Deteksi dini juga diperlukan untuk memberantas stigma terhadap penderita kusta. Menurut Irawati, banyak penderita kusta yang dijauhi oleh orang-orang terdekat di keluarga ataupun lingkungan tempat tinggalnya. Padahal, penyakit yang disebabkan bakteri Mycobacterium leprae ini memerlukan kontak erat dalam jangka waktu yang panjang untuk bisa menular.
”Lewat kegiatan seperti ini, kami ingin meningkatkan kesadaran masyarakat agar mereka mengenal gejala penyakit kusta sejak dini.
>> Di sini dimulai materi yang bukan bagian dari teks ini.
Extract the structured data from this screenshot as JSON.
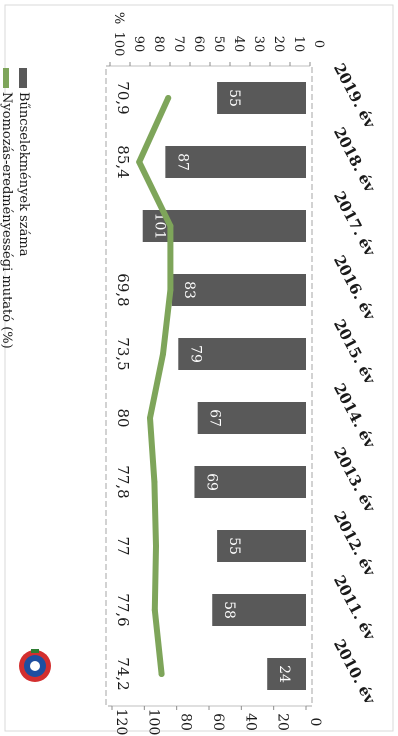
{
  "chart_data": {
    "type": "bar+line",
    "orientation": "rotated-90-clockwise",
    "categories": [
      "2010. év",
      "2011. év",
      "2012. év",
      "2013. év",
      "2014. év",
      "2015. év",
      "2016. év",
      "2017. év",
      "2018. év",
      "2019. év"
    ],
    "series": [
      {
        "name": "Bűncselekmények száma",
        "type": "bar",
        "axis": "left",
        "values": [
          24,
          58,
          55,
          69,
          67,
          79,
          83,
          101,
          87,
          55
        ],
        "color": "#595959"
      },
      {
        "name": "Nyomozás-eredményességi mutató (%)",
        "type": "line",
        "axis": "right",
        "values": [
          74.2,
          77.6,
          77,
          77.8,
          80,
          73.5,
          69.8,
          69.8,
          85.4,
          70.9
        ],
        "labels": [
          "74,2",
          "77,6",
          "77",
          "77,8",
          "80",
          "73,5",
          "69,8",
          "",
          "85,4",
          "70,9"
        ],
        "color": "#7ea55a"
      }
    ],
    "left_axis": {
      "ylim": [
        0,
        120
      ],
      "ticks": [
        "0",
        "20",
        "40",
        "60",
        "80",
        "100",
        "120"
      ],
      "tick_values": [
        0,
        20,
        40,
        60,
        80,
        100,
        120
      ]
    },
    "right_axis": {
      "ylim": [
        0,
        100
      ],
      "ticks": [
        "0",
        "10",
        "20",
        "30",
        "40",
        "50",
        "60",
        "70",
        "80",
        "90",
        "100"
      ],
      "tick_values": [
        0,
        10,
        20,
        30,
        40,
        50,
        60,
        70,
        80,
        90,
        100
      ],
      "unit": "%"
    },
    "legend_position": "top",
    "grid": false
  }
}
Jangan sampai mereka tersingkir dan tidak terobati sejak awal,” kata Irawati.
Sementara itu, Direktur Pelayanan Medik, Keperawatan, dan Penunjang RS Umum Pusat Prof dr RD Kandou Manado Jehezkiel Panjaitan menyatakan siap menerima rujukan pasien kusta. Direktorat Jenderal Kementerian Kesehatan telah menyediakan obat-obat yang dibutuhkan untuk memastikan kesembuhan pasien yang membutuhkan waktu 12-18 bulan.
Program ini diadakan demi mencapai target Indonesia bebas kusta pada 2024. Saat ini, Indonesia menjadi negara dengan jumlah kasus baru kusta terbanyak ketiga di dunia setelah India dan Brasil. Per 24 Januari 2022, Kementerian Kesehatan mencatat adanya 13.487 kasus dan 7.146 kasus baru.